# Text Analysis and Visualization

In [None]:
import pandas as pd
import nltk
nltk.download('punkt')
from nltk.tokenize import word_tokenize
from collections import Counter
import numpy as np
import matplotlib.pyplot as plt

In [None]:
text = None
with open('../01-DH/maj.txt') as f:  # modify the path if needed
    text = f.read()

In [None]:
import requests
import json

In [None]:
data = {"call": "tagger", 
        "lang": "cs",
        "output": "json",
        "text": text.replace(';', ',')
       }
uri = "https://nlp.fi.muni.cz/languageservices/service.py"
r = requests.post(uri, params=data)
data = r.json()

In [None]:
data

## Tokenize
Apart from previous notebooks, we also add the information about individual sentences. They allow us to group the results.

In [None]:
tokens = []
sentence = 0
for line in data['vertical']:
    new_line = line[:]
    if len(line)==1 and line[0].startswith("<s"):
        sentence += 1
    if len(line)==3:
        new_line.append(sentence)
        tokens.append(new_line)
df = pd.DataFrame.from_dict({"word": [word for word, lemma, tag, sentence in tokens], 
                              "lemma": [lemma for word, lemma, tag, sentence in tokens], 
                              "tag": [tag for word, lemma, tag, sentence in tokens],
                              "sentence": [sentence for word, lemma, tag, sentence in tokens]
                               })
df

In [None]:
pos = [tag[0:2] for tag in df["tag"]]
df["pos"] = pos
df

In [None]:
df.iloc[0], type(df.iloc[0])

In [None]:
type(df.pos), len(df)

## Extract Nouns
We extract only rows (using `loc`) with nouns. Afterwards, we use the shallow ontology **Sholva** to categorize the nouns.

In [None]:
nouns = df.loc[df.pos=="k1"]
nouns.insert(5,'substance','')
nouns.insert(5,'person','')
nouns.insert(5,'event','')
nouns.insert(5,'person-individual','')

In [None]:
for i, noun in nouns.iterrows():
    r = requests.get('https://nlp.fi.muni.cz/languageservices/websholva/index.cgi?word='+noun.lemma)
    response = r.json()
    semantic_classes = response.get('classes')
    for semantic_class in semantic_classes:
        nouns.at[i, semantic_class.get('class','')]=semantic_class.get('belongs')

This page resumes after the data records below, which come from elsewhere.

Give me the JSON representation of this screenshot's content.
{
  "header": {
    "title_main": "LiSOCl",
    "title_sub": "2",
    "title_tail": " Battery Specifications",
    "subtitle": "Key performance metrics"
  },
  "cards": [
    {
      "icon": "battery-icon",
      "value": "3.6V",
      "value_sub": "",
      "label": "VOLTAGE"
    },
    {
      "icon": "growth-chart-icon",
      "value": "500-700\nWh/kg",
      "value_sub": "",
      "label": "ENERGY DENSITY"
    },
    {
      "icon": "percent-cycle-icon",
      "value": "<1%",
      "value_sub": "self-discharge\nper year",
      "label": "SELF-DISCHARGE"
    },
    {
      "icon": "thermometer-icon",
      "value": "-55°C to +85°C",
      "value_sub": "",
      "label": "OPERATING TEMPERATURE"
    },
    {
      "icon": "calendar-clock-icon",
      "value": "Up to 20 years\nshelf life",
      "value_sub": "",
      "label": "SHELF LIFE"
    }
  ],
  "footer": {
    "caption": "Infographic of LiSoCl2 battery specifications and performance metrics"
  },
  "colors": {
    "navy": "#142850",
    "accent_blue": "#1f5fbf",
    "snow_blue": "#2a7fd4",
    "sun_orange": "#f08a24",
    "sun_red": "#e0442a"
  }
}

We added four more columns, according to **Sholva** class names.

In [None]:
nouns

## Grouping and Frequencies
We group the nouns by sentences they belong to. We create a new DataFrame with the total count of each classification for each sentence.

In [None]:
group=nouns.groupby(by=nouns.sentence)
event_group = []
person_group = []
substance_group = []
person_individual_group = []
sentence_group = []
for g in group:
    sentence_group.append(g[1].sentence.iloc[0])
    event_group.append(g[1].event.loc[g[1].event=='+'].count())
    person_group.append(g[1].person.loc[g[1].person=='+'].count())
    substance_group.append(g[1].substance.loc[g[1].substance=='+'].count())
    person_individual_group.append(g[1]['person-individual'].loc[g[1]['person-individual']=='+'].count())
semantic_groups = pd.DataFrame(data={"sentence": sentence_group,
                                     "event":event_group,
                                     "person":person_group, 
                                     "substance":substance_group, 
                                     "person-individual":person_individual_group})
semantic_groups

## Visualization
We would like to see the frequencies of the semantic classes over sentences. We do not use `pyplot.hist` here, since we already calculated the frequencies. We therefore draw simple bars.

In [None]:
x = np.array(semantic_groups.sentence)
p = semantic_groups.person
e = semantic_groups.event
s = semantic_groups.substance
i = semantic_groups['person-individual']

ax = plt.subplot(111)
ax.bar(x-0.2, p, width=0.2, color='b', align='center')
ax.bar(x, e, width=0.2, color='g', align='center')
ax.bar(x+0.2, s, width=0.2, color='r', align='center')
ax.bar(x+0.4, i, width=0.2, color='y', align='center')

plt.show()

In [None]:
nouns.loc[nouns.substance=='+']